İlya Ehrenburg - On Üç Pipo Pdf E-kitap indir



İlya Ehrenburg 1891 'de Kiev'de doğdu. Çok genç yaşta Rusya'daki devrimci harekete katıldı ve çok geçmeden tutuklandı. Serbest bırakılınca Paris'e göç etti ve ilk şiirlerini burada yayınladı. Birinci Dünya Savaşı sırasında savaş muhabirliği yaptı. Yurda 1917' d e döndü, iç Savaş başladığında Ehrenburg Ukrayna'daydı. Daha sonra tekrar Avrupa'ya geçti ve Julio Jurenito'yu yazdı. 1924'te Sovyetler Birliği'ne döndü. Çeşitli Sovyet gazetelerinin yurtdışı yayınları sorumlusu olarak Avrupa'ya gönderildi.
1941 ’e kadar İzvestiya gazetesinin savaş muhabiri idi. ispanya içsavaşı'na katıldı. Paris'te bulundu. Gazetecilik ve roman çalışmaları dışında makale, gezi yazısı, anı ve öykü de yazan Ehrenburg 1967'de öldü. Yazarın Paris Düşerken, Fırtına ve Dipten Gelen Dalga'dan oluşan üçlemesi ile Tröst de yayınevimizce basılmıştır.
Sevgilim, ben de ateş etmesini öğrenmek istiyorum. Ulusal ordumuzun subayının eşi de silah tutmasını bilmelidir. İzin verirsen bu küçük haydutun piposunu vurmaya çalışacağım.

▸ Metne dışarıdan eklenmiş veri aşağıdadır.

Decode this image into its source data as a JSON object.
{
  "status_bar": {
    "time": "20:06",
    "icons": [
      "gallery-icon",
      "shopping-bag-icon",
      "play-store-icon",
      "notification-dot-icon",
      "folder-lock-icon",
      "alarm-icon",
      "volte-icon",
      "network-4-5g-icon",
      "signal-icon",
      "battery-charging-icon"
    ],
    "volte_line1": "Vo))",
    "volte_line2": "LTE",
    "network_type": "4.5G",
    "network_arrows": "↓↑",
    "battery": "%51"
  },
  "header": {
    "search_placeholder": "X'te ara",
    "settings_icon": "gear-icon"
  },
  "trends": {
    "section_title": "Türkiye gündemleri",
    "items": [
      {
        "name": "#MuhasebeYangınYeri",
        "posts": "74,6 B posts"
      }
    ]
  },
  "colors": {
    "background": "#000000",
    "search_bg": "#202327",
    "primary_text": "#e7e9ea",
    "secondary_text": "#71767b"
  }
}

Teğmen böylesine masum bir eğlenceyi ona çok görecek değildi ya! Askerlerden birinden aldığı tüfeği nişanlısına uzattı. Kızın elinde tüfeği gören tutsaklar kaçışarak çitle çevrili alanın bir köşesine sıkıştılar. Ortada gülümseyerek duran küçük Pol kaldı, elinde de piposu... Gabriyel pipoyu hareket halindeyken vurmak istediği için nişan alırken çocuğa:
Koş! Simdi ateş edeceğim, dedi.
Pol hiç istifini bozmaksızın ortada dikiliyordu. Gabriyel daha fazla beklemeden ateş etti, ama ilk kez böyle bir işe giriştiği için, pipoyu ıskalaması hoş karşılanabilir. Ama Teğmen dayanamadı:
Sevgilim, siz kadınlar pipoları kurşunla vurmaktansa kalpleri oklarınızla delin daha iyi, dedi. Bak, iğrenç yaratığı öldürdün ama piposu sağlam kaldı.

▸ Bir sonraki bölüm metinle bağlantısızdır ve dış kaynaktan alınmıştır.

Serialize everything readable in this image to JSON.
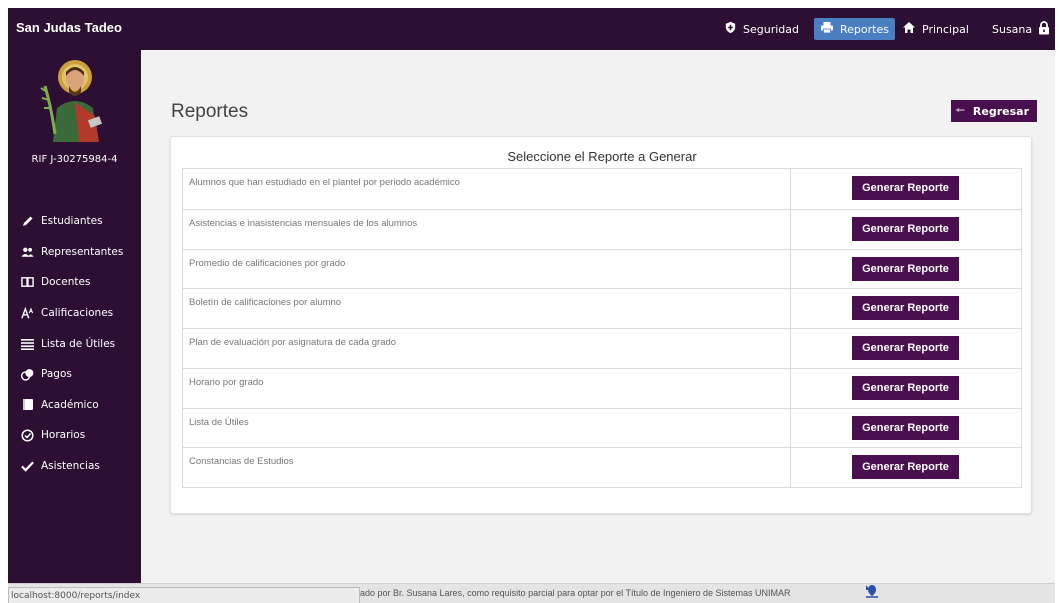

Genç kız sesini çıkarmadı. Yerdeki küçük kırmızı lekeye bakarken soluk alışları biraz hızlandı, hepsi o kadar... Fransuva'ya sımsıkı sarılarak kendisini eve götürmesini istedi. Nişanlısının sıcak okşamalarına öylesine gereksinmesi vardı ki... Yeryüzünde topu topu dört yıl yaşamış, en çok da seramik piposundan sabun kabarcıkları çıkarmayı sevmiş olan Pol şimdi kıpırtısız yerde yatıyordu..."
İkinci Pipo'da, Paris'i Komüncülerden temizleyenlerin yanında saf tutan güzel Gabriyel'in deney kazanma merakına işte böyle tanık oluruz. On Üç Pipo, elden ele dolaşan on üç tane pipo aracılığı ile kapitalist toplum yapısının mahvolmakla tehdit ettiği basit insanların yazgısına eğilir, sınıf çelişkilerini tüm keskinliği ile iğneleyici, ironik bir dille ortaya serer.